Confession d’un enfant du siècle, pourrait-on dire, puisqu’en explorant les affres de son intimité, de son rapport aux femmes forcément biaisé par la révolution sexuelle, Sinclair explore minutieusement l’inconscient de l’homme occidental.

La réponse est si complexe qu’un roman n’en vient pas à bout, de l’aveu de son auteur. D’ailleurs, son titre sonne comme une manière de botter en touche : la « masculinité toxique », bien sûr, c’est devenu la tarte à la crème des féministes modernes, qui l’utilisent à toutes les sauces… sans forcément s’interroger sur ce qui la fonde. L’homme est-il toxique par essence ? Sur ce point, Sinclair semble s’accorder à dire que oui : « Bien sûr, d’un côté il y a ce déterminisme biologique, qui sépare les hommes et les femmes, et autour duquel la société s’est construite depuis toujours. Mais il y a aussi la culture, qui peut aller dans un sens ou dans l’autre, et qui peut nous aider à prendre conscience de nos travers, à combattre ce déterminisme. L’art, la littérature, sont des outils de contestation du déterminisme. C’est ce que j’ai compris, en tout cas, en lisant Nelly Arcan et en faisant la comparaison avec ma propre existence. »

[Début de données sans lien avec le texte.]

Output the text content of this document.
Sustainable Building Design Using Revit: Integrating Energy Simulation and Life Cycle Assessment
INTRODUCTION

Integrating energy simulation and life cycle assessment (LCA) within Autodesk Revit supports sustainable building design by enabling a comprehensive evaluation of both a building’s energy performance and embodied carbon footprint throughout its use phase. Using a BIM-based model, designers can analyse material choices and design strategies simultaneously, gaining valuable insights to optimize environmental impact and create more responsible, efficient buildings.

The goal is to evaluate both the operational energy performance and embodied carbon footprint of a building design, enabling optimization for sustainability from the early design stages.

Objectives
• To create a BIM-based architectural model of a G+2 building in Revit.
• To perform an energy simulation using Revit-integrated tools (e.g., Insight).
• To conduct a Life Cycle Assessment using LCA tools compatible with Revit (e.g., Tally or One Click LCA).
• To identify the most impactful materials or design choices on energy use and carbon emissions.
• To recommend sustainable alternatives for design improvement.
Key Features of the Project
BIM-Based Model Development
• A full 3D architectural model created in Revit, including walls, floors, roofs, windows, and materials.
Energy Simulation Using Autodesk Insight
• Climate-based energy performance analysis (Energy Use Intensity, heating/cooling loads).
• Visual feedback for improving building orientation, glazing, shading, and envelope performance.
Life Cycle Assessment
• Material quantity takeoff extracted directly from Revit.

Dans le sillage d’un Houellebecq ou d’un Beigbeder, il pose sur notre modernité un regard lucide, parfois aigre, où l’abîme qui sépare les deux sexes est entrevu comme une sorte de malédiction première.  Alors, aujourd’hui, la condition féminine a-t-elle changé à ce point ? Pour Sinclair, pas vraiment. Son roman, qui traverse les époques, depuis le « golden age » du capitalisme tout puissant, la fin des années 80, qu’il vit à cent à l’heure dans l’état floridien, cette « gérontocratie où tout était encore à faire au début des années 80, en particulier de l’argent facile », jusqu’au Paris des années 90, ce Paris infatué où la génération post-soixante-huitarde a pris les commandes, instaurant avec cynisme un entregent obsédé par le fric et la jeunesse… ainsi, Sinclair ne se gêne-t-il pas pour désigner certains responsables, pour souligner en quoi l’universitérisme et le tout-psychanalytique ont pu créer d’inquiétantes anomalies… ou comment faire le grand écart entre Annie Lebrun et Gabriel Matzneff, sous la houlette d’un « culte sadien » dont on a trop longtemps estimé qu’il représentait le pinacle de la culture francophone.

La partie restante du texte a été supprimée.